An Interesting Comment on Travel Insurance

Lughnasa                            Waning Harvest Moon

Found this on the Economist website and thought it’s common sense made it worth sharing:

“maenad2 wrote:
September 3, 2009 14:13

There are three kinds of medical problems you may have while on holiday.

The first is a simple need for cheap stuff, such as antibiotics for an obvious infection. You pay for this yourself – either by buying an (expensive) policy which covers EVERYTHING, or by paying the costs directly.

The second is a mid-level problem, such as a broken wrist. Insurance to cover an accident like this is not expensive, but equally, you can risk not getting it: you don’t have to mortgage your home to pay medical costs if you have to.

The third is a serious problem, such as damaging your spine. In this case the insurance pays for itself, but these cases are very uncommon. Insurance companies very seldom have to pay out for major accidents.

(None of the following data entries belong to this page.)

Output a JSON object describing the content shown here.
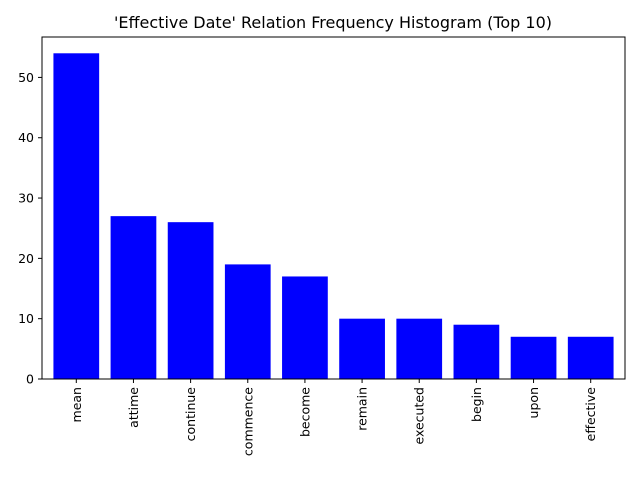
{
  "chart_data": {
    "type": "bar",
    "title": "'Effective Date' Relation Frequency Histogram (Top 10)",
    "xlabel": "",
    "ylabel": "",
    "categories": [
      "mean",
      "attime",
      "continue",
      "commence",
      "become",
      "remain",
      "executed",
      "begin",
      "upon",
      "effective"
    ],
    "values": [
      54,
      27,
      26,
      19,
      17,
      10,
      10,
      9,
      7,
      7
    ],
    "ylim": [
      0,
      56.7
    ],
    "yticks": [
      0,
      10,
      20,
      30,
      40,
      50
    ],
    "bar_color": "#0000ff",
    "grid": false,
    "legend": "none"
  }
}
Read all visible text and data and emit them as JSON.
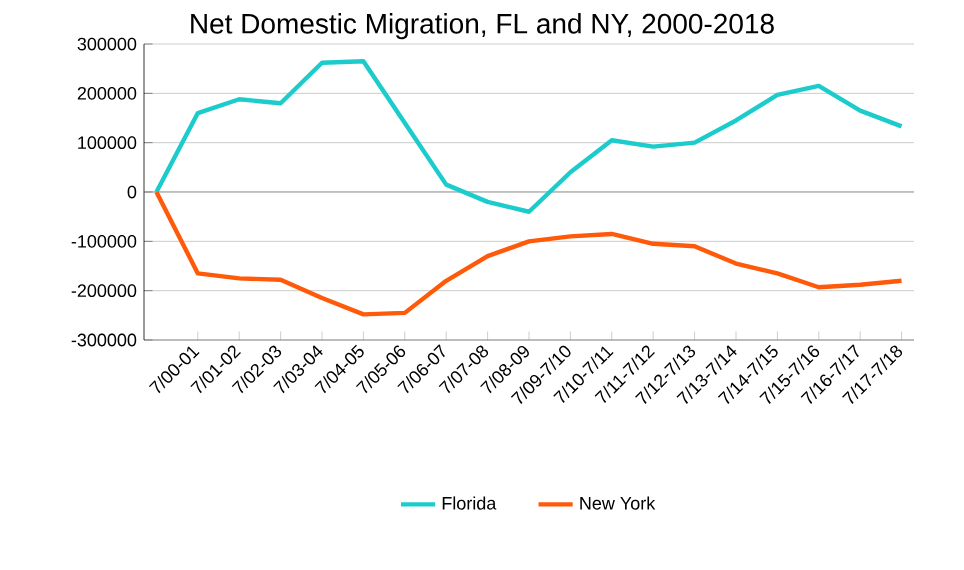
{
  "chart_data": {
    "type": "line",
    "title": "Net Domestic Migration, FL and NY, 2000-2018",
    "categories": [
      null,
      "7/00-01",
      "7/01-02",
      "7/02-03",
      "7/03-04",
      "7/04-05",
      "7/05-06",
      "7/06-07",
      "7/07-08",
      "7/08-09",
      "7/09-7/10",
      "7/10-7/11",
      "7/11-7/12",
      "7/12-7/13",
      "7/13-7/14",
      "7/14-7/15",
      "7/15-7/16",
      "7/16-7/17",
      "7/17-7/18"
    ],
    "series": [
      {
        "name": "Florida",
        "color": "#1ccbcb",
        "values": [
          0,
          160000,
          188000,
          180000,
          262000,
          265000,
          140000,
          15000,
          -20000,
          -40000,
          40000,
          105000,
          92000,
          100000,
          145000,
          197000,
          215000,
          165000,
          133000
        ]
      },
      {
        "name": "New York",
        "color": "#ff5a0a",
        "values": [
          0,
          -165000,
          -175000,
          -178000,
          -215000,
          -248000,
          -245000,
          -180000,
          -130000,
          -100000,
          -90000,
          -85000,
          -105000,
          -110000,
          -145000,
          -165000,
          -193000,
          -188000,
          -180000
        ]
      }
    ],
    "ylim": [
      -300000,
      300000
    ],
    "yticks": [
      -300000,
      -200000,
      -100000,
      0,
      100000,
      200000,
      300000
    ],
    "grid": "y",
    "legend": "bottom",
    "marker": "none",
    "line_style": "solid"
  }
}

There is no point in buying the first type of insurance, because it costs as much as it is likely to pay. The second type is your call – if you are willing to risk a $5000 medical bill because you know you are a careful tourist, it can be a good idea to not pay for this insurance.

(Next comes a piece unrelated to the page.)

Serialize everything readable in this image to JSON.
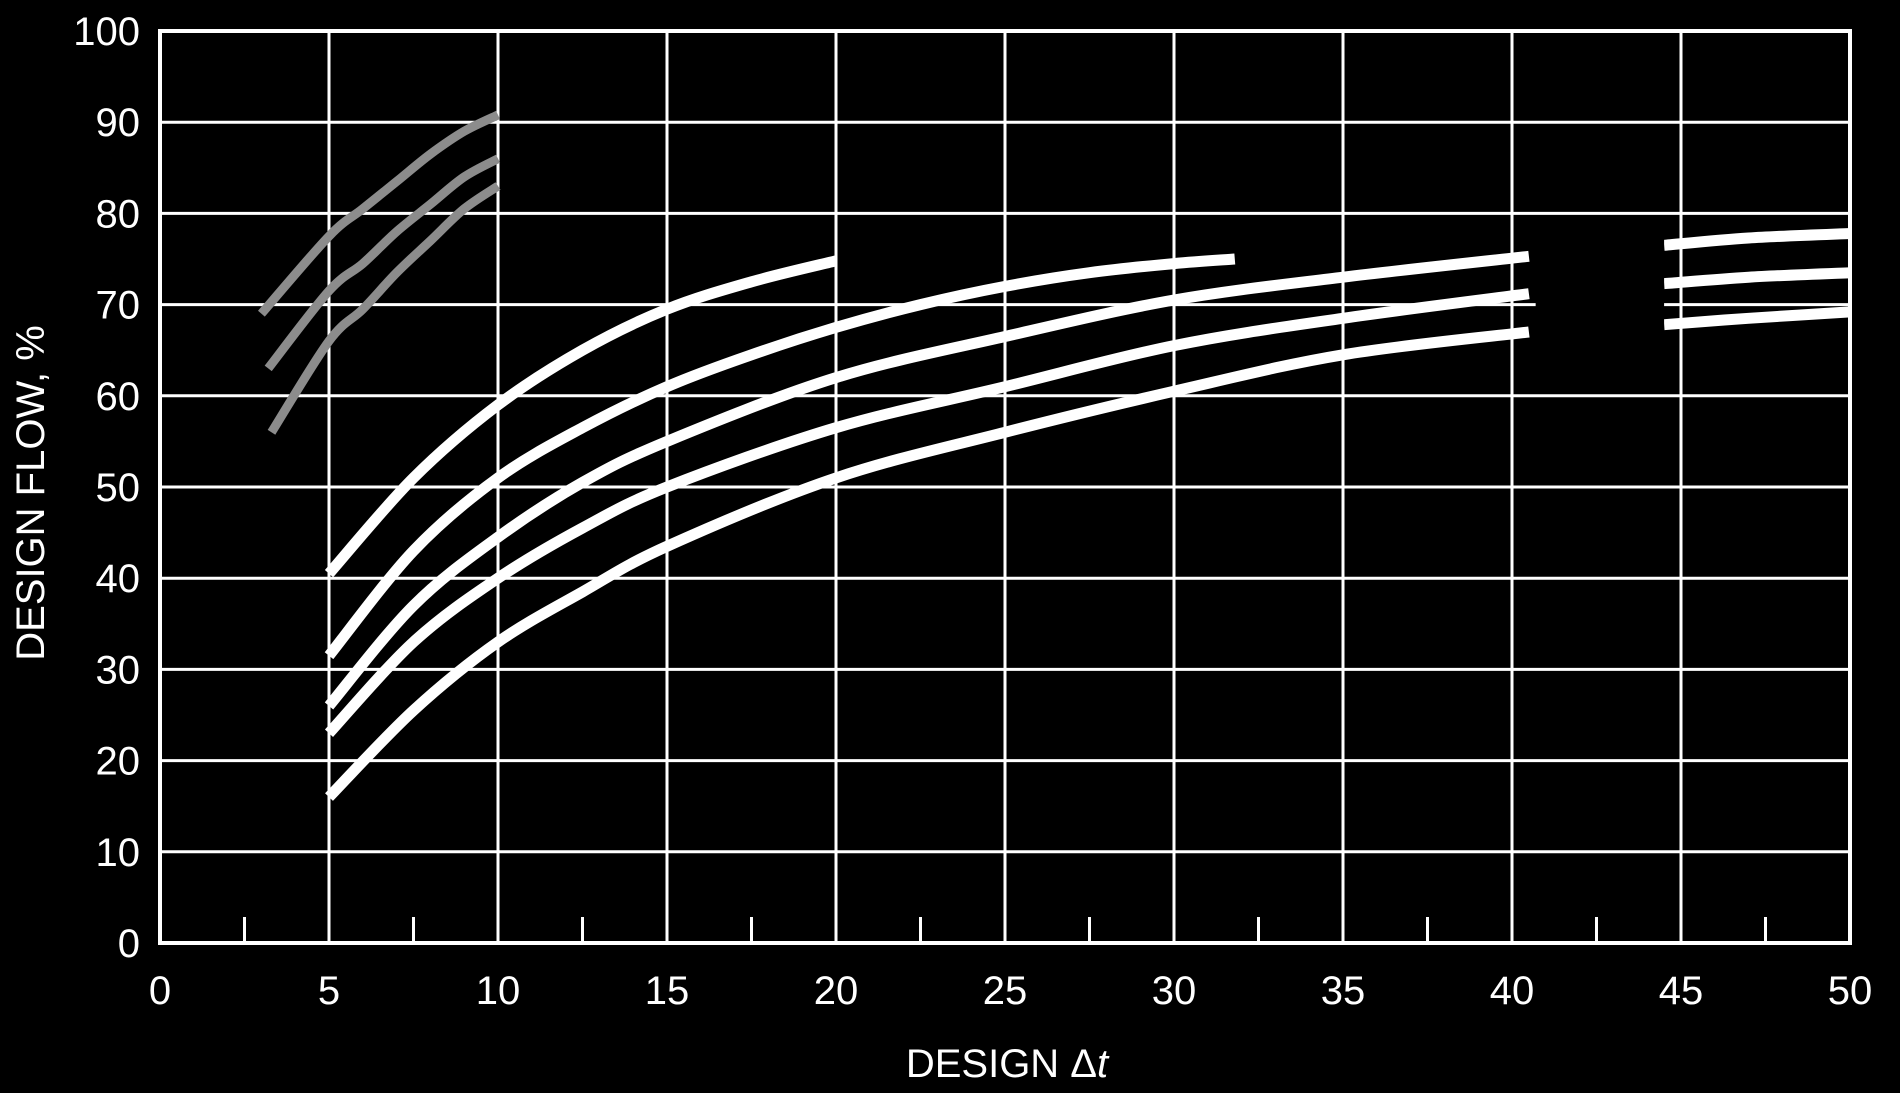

Everyone should have the third type of insurance. Insurance with a $5000 deductable can be as little as $10 a month. It won’t cover you if you break your leg, but it will cover you if you break your spine.

Unfortunately, many shoestring travellers don’t understand this. They either give their hard-earned cash to insurers, or they go without altogether – like poor old George.”   (George had a fall in India, became a quadriplegic. W/o insurance his tab for the hospital is $28,000 plus another $55,000 to get him back to Australia.)